Sec. 5   RCW 41.05.013 and 2003 c 276 s 1 are each amended to read as follows:
     (1) The authority shall coordinate state agency efforts to develop and implement uniform policies across state purchased health care programs that will ensure prudent, cost-effective health services purchasing, maximize efficiencies in administration of state purchased health care programs, improve the quality of care provided through state purchased health care programs, and reduce administrative burdens on health care providers participating in state purchased health care programs. The policies adopted should be based, to the extent possible, upon the best available scientific and medical evidence and shall endeavor to address:
     (a) Methods of formal assessment, such as health technology assessment. Consideration of the best available scientific evidence does not preclude consideration of experimental or investigational treatment or services under a clinical investigation approved by an institutional review board;
     (b) Monitoring of health outcomes, adverse events, quality, and cost-effectiveness of health services;
     (c) Development of a common definition of medical necessity; ((and))

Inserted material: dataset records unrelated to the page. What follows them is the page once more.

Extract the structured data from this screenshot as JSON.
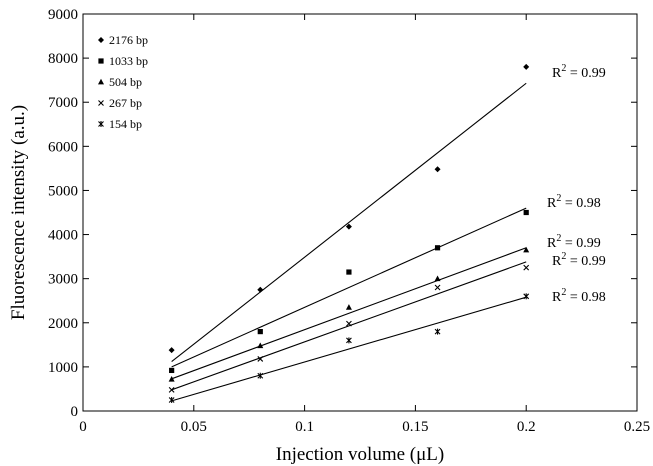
{
  "chart_data": {
    "type": "scatter",
    "xlabel": "Injection volume (μL)",
    "ylabel": "Fluorescence intensity (a.u.)",
    "xlim": [
      0,
      0.25
    ],
    "ylim": [
      0,
      9000
    ],
    "x_ticks": [
      "0",
      "0.05",
      "0.1",
      "0.15",
      "0.2",
      "0.25"
    ],
    "y_ticks": [
      "0",
      "1000",
      "2000",
      "3000",
      "4000",
      "5000",
      "6000",
      "7000",
      "8000",
      "9000"
    ],
    "legend_position": "top-left",
    "grid": false,
    "series": [
      {
        "name": "2176 bp",
        "marker": "diamond",
        "points": [
          [
            0.04,
            1380
          ],
          [
            0.08,
            2750
          ],
          [
            0.12,
            4180
          ],
          [
            0.16,
            5480
          ],
          [
            0.2,
            7800
          ]
        ],
        "fit": [
          [
            0.04,
            1120
          ],
          [
            0.2,
            7430
          ]
        ],
        "r2_label": "R² = 0.99"
      },
      {
        "name": "1033 bp",
        "marker": "square",
        "points": [
          [
            0.04,
            920
          ],
          [
            0.08,
            1800
          ],
          [
            0.12,
            3150
          ],
          [
            0.16,
            3700
          ],
          [
            0.2,
            4500
          ]
        ],
        "fit": [
          [
            0.04,
            1000
          ],
          [
            0.2,
            4600
          ]
        ],
        "r2_label": "R² = 0.98"
      },
      {
        "name": "504 bp",
        "marker": "triangle",
        "points": [
          [
            0.04,
            720
          ],
          [
            0.08,
            1480
          ],
          [
            0.12,
            2350
          ],
          [
            0.16,
            3000
          ],
          [
            0.2,
            3650
          ]
        ],
        "fit": [
          [
            0.04,
            730
          ],
          [
            0.2,
            3700
          ]
        ],
        "r2_label": "R² = 0.99"
      },
      {
        "name": "267 bp",
        "marker": "x",
        "points": [
          [
            0.04,
            480
          ],
          [
            0.08,
            1180
          ],
          [
            0.12,
            1980
          ],
          [
            0.16,
            2800
          ],
          [
            0.2,
            3250
          ]
        ],
        "fit": [
          [
            0.04,
            480
          ],
          [
            0.2,
            3380
          ]
        ],
        "r2_label": "R² = 0.99"
      },
      {
        "name": "154 bp",
        "marker": "star",
        "points": [
          [
            0.04,
            250
          ],
          [
            0.08,
            800
          ],
          [
            0.12,
            1600
          ],
          [
            0.16,
            1800
          ],
          [
            0.2,
            2600
          ]
        ],
        "fit": [
          [
            0.04,
            230
          ],
          [
            0.2,
            2580
          ]
        ],
        "r2_label": "R² = 0.98"
      }
    ]
  }
}
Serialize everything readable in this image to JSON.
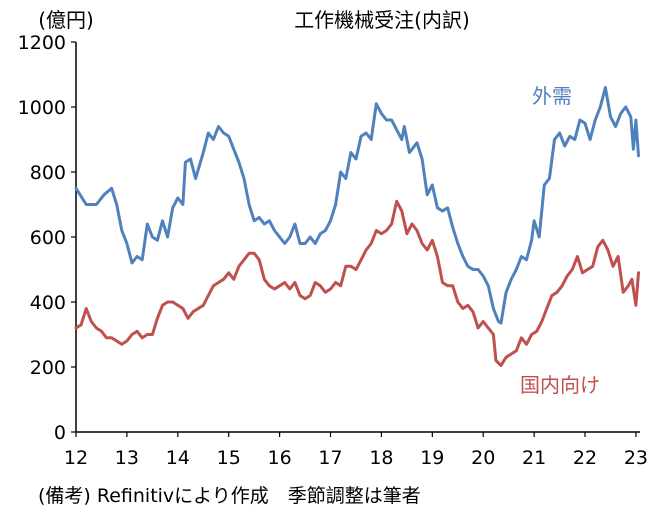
{
  "chart_data": {
    "type": "line",
    "title": "工作機械受注(内訳)",
    "ylabel": "(億円)",
    "xlabel": "",
    "source": "(備考) Refinitivにより作成　季節調整は筆者",
    "ylim": [
      0,
      1200
    ],
    "y_ticks": [
      "0",
      "200",
      "400",
      "600",
      "800",
      "1000",
      "1200"
    ],
    "y_tick_values": [
      0,
      200,
      400,
      600,
      800,
      1000,
      1200
    ],
    "x_ticks": [
      "12",
      "13",
      "14",
      "15",
      "16",
      "17",
      "18",
      "19",
      "20",
      "21",
      "22",
      "23"
    ],
    "x_tick_values": [
      2012,
      2013,
      2014,
      2015,
      2016,
      2017,
      2018,
      2019,
      2020,
      2021,
      2022,
      2023
    ],
    "xlim": [
      2012,
      2023.08
    ],
    "grid": false,
    "series": [
      {
        "name": "外需",
        "color": "#4f81bd",
        "label_color": "#4f81bd",
        "points": [
          [
            2012.0,
            750
          ],
          [
            2012.2,
            700
          ],
          [
            2012.4,
            700
          ],
          [
            2012.55,
            730
          ],
          [
            2012.7,
            750
          ],
          [
            2012.8,
            700
          ],
          [
            2012.9,
            620
          ],
          [
            2013.0,
            580
          ],
          [
            2013.1,
            520
          ],
          [
            2013.2,
            540
          ],
          [
            2013.3,
            530
          ],
          [
            2013.4,
            640
          ],
          [
            2013.5,
            600
          ],
          [
            2013.6,
            590
          ],
          [
            2013.7,
            650
          ],
          [
            2013.8,
            600
          ],
          [
            2013.9,
            690
          ],
          [
            2014.0,
            720
          ],
          [
            2014.1,
            700
          ],
          [
            2014.15,
            830
          ],
          [
            2014.25,
            840
          ],
          [
            2014.35,
            780
          ],
          [
            2014.5,
            860
          ],
          [
            2014.6,
            920
          ],
          [
            2014.7,
            900
          ],
          [
            2014.8,
            940
          ],
          [
            2014.9,
            920
          ],
          [
            2015.0,
            910
          ],
          [
            2015.1,
            870
          ],
          [
            2015.2,
            830
          ],
          [
            2015.3,
            780
          ],
          [
            2015.4,
            700
          ],
          [
            2015.5,
            650
          ],
          [
            2015.6,
            660
          ],
          [
            2015.7,
            640
          ],
          [
            2015.8,
            650
          ],
          [
            2015.9,
            620
          ],
          [
            2016.0,
            600
          ],
          [
            2016.1,
            580
          ],
          [
            2016.2,
            600
          ],
          [
            2016.3,
            640
          ],
          [
            2016.4,
            580
          ],
          [
            2016.5,
            580
          ],
          [
            2016.6,
            600
          ],
          [
            2016.7,
            580
          ],
          [
            2016.8,
            610
          ],
          [
            2016.9,
            620
          ],
          [
            2017.0,
            650
          ],
          [
            2017.1,
            700
          ],
          [
            2017.2,
            800
          ],
          [
            2017.3,
            780
          ],
          [
            2017.4,
            860
          ],
          [
            2017.5,
            840
          ],
          [
            2017.6,
            910
          ],
          [
            2017.7,
            920
          ],
          [
            2017.8,
            900
          ],
          [
            2017.9,
            1010
          ],
          [
            2018.0,
            980
          ],
          [
            2018.1,
            960
          ],
          [
            2018.2,
            960
          ],
          [
            2018.3,
            930
          ],
          [
            2018.4,
            900
          ],
          [
            2018.45,
            940
          ],
          [
            2018.55,
            860
          ],
          [
            2018.7,
            890
          ],
          [
            2018.8,
            840
          ],
          [
            2018.9,
            730
          ],
          [
            2019.0,
            760
          ],
          [
            2019.1,
            690
          ],
          [
            2019.2,
            680
          ],
          [
            2019.3,
            690
          ],
          [
            2019.4,
            630
          ],
          [
            2019.5,
            580
          ],
          [
            2019.6,
            540
          ],
          [
            2019.7,
            510
          ],
          [
            2019.8,
            500
          ],
          [
            2019.9,
            500
          ],
          [
            2020.0,
            480
          ],
          [
            2020.1,
            450
          ],
          [
            2020.2,
            380
          ],
          [
            2020.3,
            340
          ],
          [
            2020.35,
            335
          ],
          [
            2020.45,
            430
          ],
          [
            2020.55,
            470
          ],
          [
            2020.65,
            500
          ],
          [
            2020.75,
            540
          ],
          [
            2020.85,
            530
          ],
          [
            2020.95,
            590
          ],
          [
            2021.0,
            650
          ],
          [
            2021.1,
            600
          ],
          [
            2021.2,
            760
          ],
          [
            2021.3,
            780
          ],
          [
            2021.4,
            900
          ],
          [
            2021.5,
            920
          ],
          [
            2021.6,
            880
          ],
          [
            2021.7,
            910
          ],
          [
            2021.8,
            900
          ],
          [
            2021.9,
            960
          ],
          [
            2022.0,
            950
          ],
          [
            2022.1,
            900
          ],
          [
            2022.2,
            960
          ],
          [
            2022.3,
            1000
          ],
          [
            2022.4,
            1060
          ],
          [
            2022.5,
            970
          ],
          [
            2022.6,
            940
          ],
          [
            2022.7,
            980
          ],
          [
            2022.8,
            1000
          ],
          [
            2022.9,
            970
          ],
          [
            2022.95,
            870
          ],
          [
            2023.0,
            960
          ],
          [
            2023.05,
            850
          ]
        ]
      },
      {
        "name": "国内向け",
        "color": "#c0504d",
        "label_color": "#c0504d",
        "points": [
          [
            2012.0,
            320
          ],
          [
            2012.1,
            330
          ],
          [
            2012.2,
            380
          ],
          [
            2012.3,
            340
          ],
          [
            2012.4,
            320
          ],
          [
            2012.5,
            310
          ],
          [
            2012.6,
            290
          ],
          [
            2012.7,
            290
          ],
          [
            2012.8,
            280
          ],
          [
            2012.9,
            270
          ],
          [
            2013.0,
            280
          ],
          [
            2013.1,
            300
          ],
          [
            2013.2,
            310
          ],
          [
            2013.3,
            290
          ],
          [
            2013.4,
            300
          ],
          [
            2013.5,
            300
          ],
          [
            2013.6,
            350
          ],
          [
            2013.7,
            390
          ],
          [
            2013.8,
            400
          ],
          [
            2013.9,
            400
          ],
          [
            2014.0,
            390
          ],
          [
            2014.1,
            380
          ],
          [
            2014.2,
            350
          ],
          [
            2014.3,
            370
          ],
          [
            2014.4,
            380
          ],
          [
            2014.5,
            390
          ],
          [
            2014.6,
            420
          ],
          [
            2014.7,
            450
          ],
          [
            2014.8,
            460
          ],
          [
            2014.9,
            470
          ],
          [
            2015.0,
            490
          ],
          [
            2015.1,
            470
          ],
          [
            2015.2,
            510
          ],
          [
            2015.3,
            530
          ],
          [
            2015.4,
            550
          ],
          [
            2015.5,
            550
          ],
          [
            2015.6,
            530
          ],
          [
            2015.7,
            470
          ],
          [
            2015.8,
            450
          ],
          [
            2015.9,
            440
          ],
          [
            2016.0,
            450
          ],
          [
            2016.1,
            460
          ],
          [
            2016.2,
            440
          ],
          [
            2016.3,
            460
          ],
          [
            2016.4,
            420
          ],
          [
            2016.5,
            410
          ],
          [
            2016.6,
            420
          ],
          [
            2016.7,
            460
          ],
          [
            2016.8,
            450
          ],
          [
            2016.9,
            430
          ],
          [
            2017.0,
            440
          ],
          [
            2017.1,
            460
          ],
          [
            2017.2,
            450
          ],
          [
            2017.3,
            510
          ],
          [
            2017.4,
            510
          ],
          [
            2017.5,
            500
          ],
          [
            2017.6,
            530
          ],
          [
            2017.7,
            560
          ],
          [
            2017.8,
            580
          ],
          [
            2017.9,
            620
          ],
          [
            2018.0,
            610
          ],
          [
            2018.1,
            620
          ],
          [
            2018.2,
            640
          ],
          [
            2018.3,
            710
          ],
          [
            2018.4,
            680
          ],
          [
            2018.5,
            610
          ],
          [
            2018.6,
            640
          ],
          [
            2018.7,
            620
          ],
          [
            2018.8,
            580
          ],
          [
            2018.9,
            560
          ],
          [
            2019.0,
            590
          ],
          [
            2019.1,
            540
          ],
          [
            2019.2,
            460
          ],
          [
            2019.3,
            450
          ],
          [
            2019.4,
            450
          ],
          [
            2019.5,
            400
          ],
          [
            2019.6,
            380
          ],
          [
            2019.7,
            390
          ],
          [
            2019.8,
            370
          ],
          [
            2019.9,
            320
          ],
          [
            2020.0,
            340
          ],
          [
            2020.1,
            320
          ],
          [
            2020.2,
            300
          ],
          [
            2020.25,
            220
          ],
          [
            2020.35,
            205
          ],
          [
            2020.45,
            230
          ],
          [
            2020.55,
            240
          ],
          [
            2020.65,
            250
          ],
          [
            2020.75,
            290
          ],
          [
            2020.85,
            270
          ],
          [
            2020.95,
            300
          ],
          [
            2021.05,
            310
          ],
          [
            2021.15,
            340
          ],
          [
            2021.25,
            380
          ],
          [
            2021.35,
            420
          ],
          [
            2021.45,
            430
          ],
          [
            2021.55,
            450
          ],
          [
            2021.65,
            480
          ],
          [
            2021.75,
            500
          ],
          [
            2021.85,
            540
          ],
          [
            2021.95,
            490
          ],
          [
            2022.05,
            500
          ],
          [
            2022.15,
            510
          ],
          [
            2022.25,
            570
          ],
          [
            2022.35,
            590
          ],
          [
            2022.45,
            560
          ],
          [
            2022.55,
            510
          ],
          [
            2022.65,
            540
          ],
          [
            2022.75,
            430
          ],
          [
            2022.85,
            450
          ],
          [
            2022.92,
            470
          ],
          [
            2023.0,
            390
          ],
          [
            2023.05,
            490
          ]
        ]
      }
    ]
  }
}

     (d) Exploration of common strategies for disease management and demand management programs; and
     (e) Implementation of administrative simplification procedures relating to claims processing, referrals and prospective review, and practitioner credentialing
.
     (2) The administrator may invite health care provider organizations, carriers, other health care purchasers, and consumers to participate in efforts undertaken under this section.
     (3) For the purposes of this section "best available scientific and medical evidence" means the best available external clinical evidence derived from systematic research.

NEW SECTION.  Sec. 6   The department of revenue shall develop, in consultation with the department of health, the department of social and health services, and the health care authority, a program to provide business and occupation tax credits for physicians who serve uninsured or state-purchased low-income health care patients in a private practice and shall submit proposed legislation to the legislature by December 15, 2005.